As forthright—some might say blatant—as Malick is in establishing this rigid parental divide, the truth is that Pitt’s father is no mere two-dimensional bully. He is stern, and he can erupt at times, yet he also hugs and kisses his children (that his mood swings aren’t dictated by the bottle is a most merciful exclusion by Malick). Adding an element of grayness to Pitt’s father complicates the situation further, for without seeing him act out in a truly evil manner, it’s harder to understand why Jack hates him so much. But that just supports Malick’s point further. Every child—even those can-do-no-wrongs with heroes for fathers—will one day see his father working under a car, notice the jack holding it up, and consider giving it a kick.

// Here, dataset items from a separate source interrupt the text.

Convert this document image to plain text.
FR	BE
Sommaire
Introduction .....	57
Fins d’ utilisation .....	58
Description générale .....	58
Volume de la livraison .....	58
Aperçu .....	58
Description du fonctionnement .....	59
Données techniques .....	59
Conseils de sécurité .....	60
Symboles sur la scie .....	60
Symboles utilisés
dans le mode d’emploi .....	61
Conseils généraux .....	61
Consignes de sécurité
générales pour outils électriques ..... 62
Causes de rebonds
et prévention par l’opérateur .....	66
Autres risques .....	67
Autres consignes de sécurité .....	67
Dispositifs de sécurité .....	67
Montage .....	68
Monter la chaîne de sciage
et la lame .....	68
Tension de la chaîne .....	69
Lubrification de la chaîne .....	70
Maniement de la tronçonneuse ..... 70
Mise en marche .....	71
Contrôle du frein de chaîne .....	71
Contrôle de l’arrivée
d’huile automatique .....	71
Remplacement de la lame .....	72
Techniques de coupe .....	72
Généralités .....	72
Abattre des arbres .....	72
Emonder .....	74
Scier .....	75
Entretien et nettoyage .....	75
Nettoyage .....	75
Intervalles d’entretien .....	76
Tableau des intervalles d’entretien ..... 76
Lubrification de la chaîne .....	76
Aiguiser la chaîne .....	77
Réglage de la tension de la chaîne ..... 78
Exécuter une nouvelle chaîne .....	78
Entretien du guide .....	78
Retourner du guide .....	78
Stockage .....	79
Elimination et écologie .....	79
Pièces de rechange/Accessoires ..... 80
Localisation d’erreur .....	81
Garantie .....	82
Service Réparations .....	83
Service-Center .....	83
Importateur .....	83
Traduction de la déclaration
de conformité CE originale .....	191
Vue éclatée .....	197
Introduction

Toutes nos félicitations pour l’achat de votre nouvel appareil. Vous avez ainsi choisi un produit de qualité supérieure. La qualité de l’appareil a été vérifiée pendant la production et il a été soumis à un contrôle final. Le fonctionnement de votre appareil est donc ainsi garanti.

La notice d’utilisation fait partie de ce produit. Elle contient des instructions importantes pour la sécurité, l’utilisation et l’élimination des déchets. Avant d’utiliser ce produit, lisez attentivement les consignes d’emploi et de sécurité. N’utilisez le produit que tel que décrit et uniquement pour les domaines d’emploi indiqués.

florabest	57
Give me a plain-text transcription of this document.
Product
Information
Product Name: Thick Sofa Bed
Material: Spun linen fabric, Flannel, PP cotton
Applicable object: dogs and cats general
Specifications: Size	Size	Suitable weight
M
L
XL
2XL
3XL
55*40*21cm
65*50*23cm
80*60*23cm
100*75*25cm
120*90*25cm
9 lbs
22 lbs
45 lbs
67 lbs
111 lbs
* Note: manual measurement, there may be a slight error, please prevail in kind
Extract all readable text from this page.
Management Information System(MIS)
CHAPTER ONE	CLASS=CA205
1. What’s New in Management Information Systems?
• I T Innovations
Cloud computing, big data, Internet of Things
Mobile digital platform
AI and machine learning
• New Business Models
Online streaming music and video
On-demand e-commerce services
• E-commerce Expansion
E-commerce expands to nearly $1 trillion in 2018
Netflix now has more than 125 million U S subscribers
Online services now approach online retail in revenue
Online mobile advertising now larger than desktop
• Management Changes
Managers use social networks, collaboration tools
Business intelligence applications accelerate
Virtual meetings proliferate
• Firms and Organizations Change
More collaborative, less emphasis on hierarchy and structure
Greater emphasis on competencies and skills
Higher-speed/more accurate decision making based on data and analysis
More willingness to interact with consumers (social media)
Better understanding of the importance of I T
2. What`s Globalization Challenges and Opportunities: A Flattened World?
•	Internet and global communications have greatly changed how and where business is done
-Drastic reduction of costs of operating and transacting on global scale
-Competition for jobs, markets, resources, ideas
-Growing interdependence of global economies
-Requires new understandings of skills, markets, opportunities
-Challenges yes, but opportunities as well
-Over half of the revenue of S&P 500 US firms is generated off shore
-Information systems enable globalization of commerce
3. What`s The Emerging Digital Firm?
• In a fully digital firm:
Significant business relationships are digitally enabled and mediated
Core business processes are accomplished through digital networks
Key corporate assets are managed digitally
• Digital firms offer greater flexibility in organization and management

As for the mother figure, rising star Jessica Chastain—who is even better in Jeff Nichols’ excellent Take Shelter—has a very tough job, since her character is being viewed through the fawning subjective prism of her now adult son. This forces her to be less “real” and corners her into the position of a symbol. Yet on these terms, Chastain rises to the challenge. The effectiveness of her performance is perfectly encapsulated in the brief segment that chronicles Jack’s loss of sexual innocence. One day, Jack takes a drink of water from a garden hose and passes it back to his mother. She rinses off her feet. A tiny glance is enough to convey the roiling tornado that has awakened inside Jack. Shortly after that, he sneaks into a neighbor’s house and drapes a nightgown on the bed. We then cut to a low-angle close-up of Jack staring down, his face frozen in a state of exhilaration and terror. Moments later, he’s running through a field, trying to hide the dress for reasons that Malick doesn’t explicitly state but that we can certainly gather. Jack eventually discards the dress in a running stream. Back in the O’Brien’s front yard, Mrs. O’Brien stands at the edge of the lawn as a guilty Jack walks past her in silence. Her look says it all. She might not know exactly what happened, but she knows that her son is up to no good. Chastain doesn’t have lines of dialogue and this sequence occurs in a relative flash, but we are nonetheless presented with a deeply resonant moment between a mother and her son.
While Pitt and Penn and Chastain are the names on the billing block—the former two presumably enabling this film to get financed—The Tree of Life belongs to the children, who are untrained and honest and unprofessional in that magical way that makes one wish the concept of “trained child actors” was just a dumb nightmare. As the young Jack, Hunter McCracken has the brooding intensity and commanding presence of Michael Shannon (though he looks like Penn too). But it’s the impossibly sweet, heartbreaking smile of Laramie Eppler as R.L., the brother whom Jack misses so much, that provides the real chills. Eppler’s presence alone is enough to confirm The Tree of Life’s status as a monumental grower.
After only two viewings, I’m certainly a believer. The Tree of Life is without question Terrence Malick’s magnum opus. It’s the film that he was born to make. And it will only get better with age.